Nice to have you with us.
Hello.
Hi, Rush.
How are you?
Fine.
Thank you.
Good.
This is my question.
Where in the Constitution does it state that the CIA needs to certify anything before the president can decide to send troops into battle?
Well, it's not that.
It's to assassinate somebody who is high up, maybe a president or foreign leader.
In the emasculation of the CIA by the Church Commission in 1975, the CIA is not allowed to assassinate anybody without a presidential finding or which doesn't really explain his later comment that he had a contract out on bin Laden or anything.
Well, yeah, contract.
He had certified the death, but that's not true either because all of these CIA agents who on a couple of occasions called the White House, the National Security Council, said, We got bin Laden in our sights.
Can we go get him?
Clinton wouldn't answer.
The story is, and this is from the guy, Buzz Peterson, who carried the nuclear football for Clinton for a couple years.
Sandy Berger would call Clinton saying, we got bin Laden in our sights.
Can we go take him out?
Clinton wouldn't answer the phone when he saw, and he knew what was being worked on.
He wouldn't answer the phone when he saw it was from Berger.
He was at a golf club once.
Other times, he would return the call after the window of opportunity had passed.
This is from somebody who was with Bill Clinton saying this.
This is really, I know it's funny to some people, but we elected a pathological liar to be president of the United States.
So we are paying dearly for it now in this whole war on terror.
We had eight years to gin up and be serious about this, and we never got there.
And now the one guy who's elected 9-11 happens and has to take this seriously is being pilloried.

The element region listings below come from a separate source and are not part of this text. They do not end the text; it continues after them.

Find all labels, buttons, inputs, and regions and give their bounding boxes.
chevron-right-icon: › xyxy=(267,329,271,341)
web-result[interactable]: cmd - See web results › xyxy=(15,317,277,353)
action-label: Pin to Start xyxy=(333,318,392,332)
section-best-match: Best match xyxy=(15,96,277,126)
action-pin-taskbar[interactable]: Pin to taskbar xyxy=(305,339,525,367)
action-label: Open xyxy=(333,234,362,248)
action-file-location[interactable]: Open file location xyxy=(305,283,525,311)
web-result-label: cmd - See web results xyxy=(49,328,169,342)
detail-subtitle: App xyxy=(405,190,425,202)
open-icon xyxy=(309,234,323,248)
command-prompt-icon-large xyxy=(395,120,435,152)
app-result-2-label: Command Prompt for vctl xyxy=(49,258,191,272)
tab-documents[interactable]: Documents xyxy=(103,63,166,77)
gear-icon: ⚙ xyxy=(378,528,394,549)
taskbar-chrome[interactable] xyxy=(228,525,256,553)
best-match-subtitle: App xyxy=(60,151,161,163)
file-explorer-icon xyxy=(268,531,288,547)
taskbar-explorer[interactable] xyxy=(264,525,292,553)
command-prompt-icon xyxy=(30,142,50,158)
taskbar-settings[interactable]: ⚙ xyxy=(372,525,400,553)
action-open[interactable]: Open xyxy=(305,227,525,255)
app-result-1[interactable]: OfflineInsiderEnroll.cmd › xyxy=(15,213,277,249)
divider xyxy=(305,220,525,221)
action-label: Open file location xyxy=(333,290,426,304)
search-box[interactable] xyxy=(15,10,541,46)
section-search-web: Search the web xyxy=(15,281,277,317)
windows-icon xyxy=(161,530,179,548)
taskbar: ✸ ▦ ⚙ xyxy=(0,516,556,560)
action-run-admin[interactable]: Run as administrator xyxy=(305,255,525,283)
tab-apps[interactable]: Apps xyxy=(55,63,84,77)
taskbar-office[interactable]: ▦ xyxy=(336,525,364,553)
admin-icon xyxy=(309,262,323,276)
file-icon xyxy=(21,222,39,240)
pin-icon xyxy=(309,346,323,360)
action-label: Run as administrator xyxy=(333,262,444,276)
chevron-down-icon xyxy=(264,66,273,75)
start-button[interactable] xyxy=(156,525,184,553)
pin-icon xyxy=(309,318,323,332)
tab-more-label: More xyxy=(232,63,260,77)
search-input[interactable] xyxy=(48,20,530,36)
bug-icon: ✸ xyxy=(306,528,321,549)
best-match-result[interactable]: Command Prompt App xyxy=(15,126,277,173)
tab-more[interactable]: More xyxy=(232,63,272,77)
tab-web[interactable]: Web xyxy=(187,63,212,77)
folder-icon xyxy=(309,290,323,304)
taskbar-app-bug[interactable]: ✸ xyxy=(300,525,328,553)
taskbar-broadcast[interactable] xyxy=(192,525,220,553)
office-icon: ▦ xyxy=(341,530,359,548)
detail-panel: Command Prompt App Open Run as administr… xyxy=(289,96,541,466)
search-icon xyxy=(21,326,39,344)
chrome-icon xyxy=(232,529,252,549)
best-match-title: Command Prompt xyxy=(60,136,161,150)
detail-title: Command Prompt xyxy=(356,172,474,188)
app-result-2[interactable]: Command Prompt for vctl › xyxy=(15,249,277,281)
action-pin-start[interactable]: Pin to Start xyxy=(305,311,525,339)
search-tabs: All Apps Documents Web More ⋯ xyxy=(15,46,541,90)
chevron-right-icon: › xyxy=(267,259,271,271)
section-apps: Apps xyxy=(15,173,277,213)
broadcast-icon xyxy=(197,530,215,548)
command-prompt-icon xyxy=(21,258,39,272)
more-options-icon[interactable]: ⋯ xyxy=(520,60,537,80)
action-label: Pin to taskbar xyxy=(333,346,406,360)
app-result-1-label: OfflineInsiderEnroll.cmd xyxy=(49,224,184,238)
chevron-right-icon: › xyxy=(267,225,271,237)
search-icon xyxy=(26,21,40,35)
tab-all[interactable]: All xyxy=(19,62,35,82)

They're trying to destroy him and his presidency.
They want to impeach him if they win the House in November.
They want to pull us out of Iraq.
They want to compound the problems.
That's why this is really serious stuff.
We've got an administration trying to clean up a whole lot of messes that this other bunch left.
And it's really serious times.
I think more and more people are going to come to realize this as time goes on.
He didn't want to deal with Bin Laden.
He didn't want to take bin Laden as a prisoner in this country.
Didn't think that there were legal reasons to hold him.
He says that's not true.
Didn't want the political pressure.
Didn't want the pressure, downward pressure on his approval numbers.
There are a number of people, Shire, Monsieur Izaz, who say that Clinton was offered bin Laden a couple times.
Clinton even admitted it in a little speech out in Long Island.